Embodiment 64 provides the method of embodiment 61, wherein the speckle signature is associated with speckle Signature II.
Embodiment 65 provides the method of embodiments 61, wherein choosing a speckle signature correlated treatment strategy improves treatment prognosis.
Embodiment 66 provides the method of embodiment 61, wherein the cancer is selected from the group consisting of clear cell renal cell carcinoma, neuroblastoma, KMT2D wild type melanoma, TTN wild type lung adenocarcinoma, BRAF wild type thyroid cancer, and PIK3R1 mutant endometrial cancer.
Embodiment 67 provides the method of embodiment 61, wherein the cancer is clear cell renal cell carcinoma.
Embodiment 68 provides the method of embodiment 61, wherein the anticancer therapeutic is selected from the group consisting of a biologic, a small molecule, an immunotherapy, and any combination thereof.
Embodiment 69 provides the method of embodiment 67, wherein the immunotherapy is an immune checkpoint inhibitor.
Embodiment 70 provides the method of embodiment 68, wherein the immune checkpoint inhibitor is an inhibitor of PD-1.
Embodiment 71 provides the method of embodiment 69, wherein the PD-1 inhibitor is nivolumab.
Embodiment 72 provides the method of embodiment 61, wherein the anticancer therapeutic is an inhibitor of HIF-2a.
Embodiment 73 provides the method of embodiment 72, wherein the inhibitor of HIF-2a is PT2399.
Embodiment 74 provides the method of embodiment 62, wherein the speckle signature is determined by the nuclear localization profile of nuclear speckles.
Embodiment 75 provides the method of embodiment 74, wherein the nuclear localization profile is determined by immunofluorescence of FFPE tumor samples.
Embodiment 76 provides the method of embodiment 61, wherein the speckle signature is determined by RNA or protein analysis of a subset of speckle protein genes comprising FIBP, PQBP1, SART1, THRAP4, FASTK, C19ORF24, CDC34, FBXL4, WRN, RNF169, TRIP12, SON, RBM27, BCLAF1, PRPF4B, SETD2, RBM26, EPC2, or any combination thereof.
OTHER EMBODIMENTS The recitation of a listing of elements in any definition of a variable herein includes definitions of that variable as any single element or combination (or subcombination) of listed elements.

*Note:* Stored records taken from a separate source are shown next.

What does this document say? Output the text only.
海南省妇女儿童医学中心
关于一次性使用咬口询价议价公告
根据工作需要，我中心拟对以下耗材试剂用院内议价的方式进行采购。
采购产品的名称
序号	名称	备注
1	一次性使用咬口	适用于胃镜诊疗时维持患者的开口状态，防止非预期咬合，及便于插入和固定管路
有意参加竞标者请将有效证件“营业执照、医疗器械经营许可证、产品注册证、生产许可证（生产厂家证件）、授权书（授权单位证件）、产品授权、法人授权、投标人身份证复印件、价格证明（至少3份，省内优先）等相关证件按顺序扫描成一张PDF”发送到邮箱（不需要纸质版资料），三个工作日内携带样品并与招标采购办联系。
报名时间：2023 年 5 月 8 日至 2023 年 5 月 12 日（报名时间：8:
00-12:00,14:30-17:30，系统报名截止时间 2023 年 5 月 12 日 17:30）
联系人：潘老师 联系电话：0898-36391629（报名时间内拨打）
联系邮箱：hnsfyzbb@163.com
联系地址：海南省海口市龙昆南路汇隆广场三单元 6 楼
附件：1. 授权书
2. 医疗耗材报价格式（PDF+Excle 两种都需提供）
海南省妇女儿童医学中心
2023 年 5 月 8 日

The recitation of an embodiment herein includes that embodiment as any single embodiment or in combination with any other embodiments or portions thereof.
The disclosures of each and every patent, patent application, and publication cited herein are hereby incorporated herein by reference in their entirety. While this invention has been disclosed with reference to specific embodiments, it is apparent that other embodiments and variations of this invention may be devised by others skilled in the art without departing from the true spirit and scope of the invention. The appended claims are intended to be construed to Ie all such embodiments and equivalent variations.